Questi “pienoni” hanno probabilmente reso meno amaro il Natale di ristoratori e negozianti, che hanno così potuto recuperare almeno in minima parte un po’ del profitto perso nelle settimane e nei mesi scorsi, visto che comunque per giorni e giorni le vie del centro storico sono rimaste completamente deserte, rendendo la situazione in tutto e per tutto simile a quella di un vero e proprio lockdown, con l’aggravante però del mancato arrivo di contributi – in quanto non previsti per la zona gialla – destinati invece ai commercianti delle regioni rosse. Contributi che, quando verranno versati, in qualche caso varranno più del fatturato ottenuto durante questi weekend veneti di grande shopping. Insomma, alla fine la coperta troppo corta ha presentato il conto anche a Venezia, Verona, Vicenza e via dicendo.

I weekend che hanno visto una così alta concentrazione di persone in centro, infatti, hanno favorito il propagarsi del contagio, complicando non poco l’attività di medici e infermieri dei vari ospedali cittadini.
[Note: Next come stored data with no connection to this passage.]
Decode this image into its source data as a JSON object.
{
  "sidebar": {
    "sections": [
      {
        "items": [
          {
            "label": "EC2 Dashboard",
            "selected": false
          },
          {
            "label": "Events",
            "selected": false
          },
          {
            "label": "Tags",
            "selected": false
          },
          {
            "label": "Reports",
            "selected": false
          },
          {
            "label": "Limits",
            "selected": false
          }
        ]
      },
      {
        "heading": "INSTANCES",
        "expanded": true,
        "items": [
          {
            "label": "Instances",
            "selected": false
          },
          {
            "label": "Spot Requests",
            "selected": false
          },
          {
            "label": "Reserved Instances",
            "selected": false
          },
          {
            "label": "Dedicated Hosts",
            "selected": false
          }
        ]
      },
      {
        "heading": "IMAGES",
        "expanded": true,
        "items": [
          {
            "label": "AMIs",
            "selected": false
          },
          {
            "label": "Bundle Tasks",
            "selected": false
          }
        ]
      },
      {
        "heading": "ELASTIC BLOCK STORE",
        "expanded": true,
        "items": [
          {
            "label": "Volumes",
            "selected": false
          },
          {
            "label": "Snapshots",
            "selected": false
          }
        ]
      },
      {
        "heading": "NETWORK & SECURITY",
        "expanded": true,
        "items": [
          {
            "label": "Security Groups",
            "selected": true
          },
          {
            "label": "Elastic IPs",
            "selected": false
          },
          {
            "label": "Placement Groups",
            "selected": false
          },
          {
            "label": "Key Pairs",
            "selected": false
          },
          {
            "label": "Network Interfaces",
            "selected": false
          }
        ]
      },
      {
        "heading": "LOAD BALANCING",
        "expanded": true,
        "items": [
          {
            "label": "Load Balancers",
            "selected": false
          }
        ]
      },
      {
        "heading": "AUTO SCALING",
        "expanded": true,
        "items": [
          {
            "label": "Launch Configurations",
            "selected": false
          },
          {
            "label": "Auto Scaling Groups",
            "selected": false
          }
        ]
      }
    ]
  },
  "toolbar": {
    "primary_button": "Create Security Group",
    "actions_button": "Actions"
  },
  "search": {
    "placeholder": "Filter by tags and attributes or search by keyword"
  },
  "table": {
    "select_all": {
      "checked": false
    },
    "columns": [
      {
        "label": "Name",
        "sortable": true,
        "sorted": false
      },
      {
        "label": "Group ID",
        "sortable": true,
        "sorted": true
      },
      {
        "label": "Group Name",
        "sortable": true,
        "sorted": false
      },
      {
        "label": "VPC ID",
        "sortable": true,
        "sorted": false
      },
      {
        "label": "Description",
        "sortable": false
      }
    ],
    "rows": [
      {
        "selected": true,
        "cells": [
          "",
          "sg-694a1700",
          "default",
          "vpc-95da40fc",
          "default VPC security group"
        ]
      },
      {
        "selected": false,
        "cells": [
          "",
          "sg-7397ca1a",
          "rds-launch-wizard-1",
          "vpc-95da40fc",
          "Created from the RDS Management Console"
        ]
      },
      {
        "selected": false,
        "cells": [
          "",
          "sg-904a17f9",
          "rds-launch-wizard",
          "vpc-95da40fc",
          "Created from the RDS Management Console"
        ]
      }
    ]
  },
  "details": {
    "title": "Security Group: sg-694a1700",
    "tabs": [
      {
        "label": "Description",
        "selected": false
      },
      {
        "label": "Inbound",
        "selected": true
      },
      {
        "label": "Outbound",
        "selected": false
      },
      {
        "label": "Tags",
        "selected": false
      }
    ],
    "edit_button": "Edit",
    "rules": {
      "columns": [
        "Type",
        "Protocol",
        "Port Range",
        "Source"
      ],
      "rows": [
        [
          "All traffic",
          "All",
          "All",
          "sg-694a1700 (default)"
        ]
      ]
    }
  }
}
Tant’è che, numeri alla mano, oggi il Veneto è la regione con il maggior numero di contagi e di decessi e Verona, purtroppo, è la capofila di tutte le province venete, e tra i primi posti d’Italia. A conferma di ciò c’è anche il fatto che il numero di contagi e decessi in Veneto – oggi – è addirittura triplicato rispetto alla prima ondata di inizio anno, quando il “modello Veneto” aveva fatto scuola e il pieno di ammirazione e articoli di analisi sulla stampa nazionale. All’epoca, va ricordato, c’era il dottor Andrea Crisanti a fianco di Zaia, che nei mesi scorsi però ha preferito non avvalersi più della sua consulenza. C’è anche da aggiungere che, come Zaia sottolinea nella sua conferenza stampa quotidiana, in Veneto vengono conteggiati non solo i tamponi molecolari, come avviene nel resto delle regioni italiane, ma anche i tamponi rapidi. La somma fa crescere enormemente il numero dei test processati giornalmente e di conseguenza il numero dei contagi, ma l’incidenza è comunque nei parametri dettati da Comitato Tecnico Scientifico. Per fare un esempio, i dati di ieri, sabato 12 dicembre, registravano nelle ultime 24 ore 5.098 contagi a fronte di 60.589 tamponi (rapidi e molecolari), con un incidenza di positivi dell’8.41%.

In Veneto, si è finiti così in una sorta di imbuto senza via di uscita, in cui i cittadini (commercianti e non) risultano tutti “cornuti e mazziati”. Moltissime vittime – il dato più duro da digerire – e nessun rimborso. Peggio di così era davvero difficile da immaginare. Tanto che si teme, ora, l’adozione di provvedimenti più restrittivi per i prossimi giorni, quelli appunto delle feste di Natale vere e proprie. E questo mentre le altre regioni, al contrario, dopo settimane di rosso o arancione ora stanno tutte virando – con il conseguente ammorbidimento delle restrizioni – verso l’agognato giallo. Proprio quel giallo che ci ha accompagnato fino ad ora e che si sta rivelando un odioso boomerang.